Sometimes you may speak up - maybe for something to be repeated, or for the window in the room to be closed - and the practitioner may say no. Maybe they will even give you some attitude. That’s okay too. Every therapist also has a choice to say no, that’s allowed. You can then make the next decision: do you want to continue seeing this therapist or not? Both options are valid. Now you know what they offer so you can make a healthy, honest decision from there. (And of course we’re speaking about a “no” within a specific framework. When certain boundaries are crossed, “no” cannot and should not be taken as an answer.)

Most therapists I know however LOVE when their clients communicate. I know from your perspective it might seem like SUCH A BIG DEAL. “I just asked her to turn the air conditioner on, now I’m going to ask her to turn it off?” But from the practitioner’s perspective, it's so NOT a big deal. It’s just pressing a button. Or it's recognizing that of course one area of your body like more pressure and one area of your body likes less pressure. And if that little thing could make you, the client, happy, they would be so happy to hear! When my client lets me know if something I’m doing or saying isn’t comfortable for them, when they ask me for a blanket or another pillow, or give me very specific instructions of where to touch and how much pressure to apply, it brings me joy. Because most of the time, it’s so easy for me to do and it adds to the clients happiness.

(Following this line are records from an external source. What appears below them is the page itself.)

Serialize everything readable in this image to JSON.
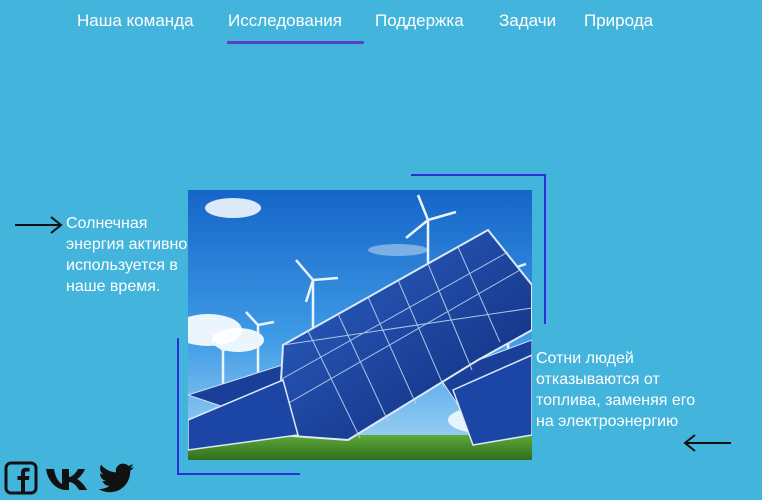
{
  "nav": {
    "items": [
      {
        "label": "Наша команда"
      },
      {
        "label": "Исследования",
        "active": true
      },
      {
        "label": "Поддержка"
      },
      {
        "label": "Задачи"
      },
      {
        "label": "Природа"
      }
    ]
  },
  "captions": {
    "left": "Солнечная энергия активно используется в наше время.",
    "right": "Сотни людей отказываются от топлива, заменяя его на электроэнергию"
  },
  "social": [
    "facebook-icon",
    "vk-icon",
    "twitter-icon"
  ],
  "colors": {
    "background": "#43b5dc",
    "accent_underline": "#5b3ec8",
    "frame_lines": "#2c2fd6",
    "text": "#ffffff"
  }
}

And sometimes I can’t always say yes. If I’m super hot and my client asks to make the room hotter, I won’t be able to do my job well if I’m melting. But I can give her another blanket. Or maybe put the heater on for a little bit and then turn it off. Maybe my client wants more pressure, and after a long day I might not be able to apply more pressure. But knowing that feedback, I might be able to do something different that feels good to you but isn’t stressing my body. We can find a way to work together as long as we’re both respectful, receptive, and honest.

Of course, I’m not advocating telling someone how to do her job. I trust that each woman has an internal checker of what kind of “speaking up” I’m referring to. And what I’ve learned is that telling someone what you like and then receiving it from her adds ten-fold to the session. Or asking for a pillow to put under your legs and receiving that pillow with kindness and flexibility adds even more comfort and relaxation.

And who knows? Maybe that’s why you needed the session in the first place. The touch or the movement or the conversation are nice, but knowing that you can ask and be received graciously with love, and that there are two people who care deeply about your comfort and well being (yes the therapist, but even more importantly YOURSELF!) may just be the reason that makes you want to come back for another session.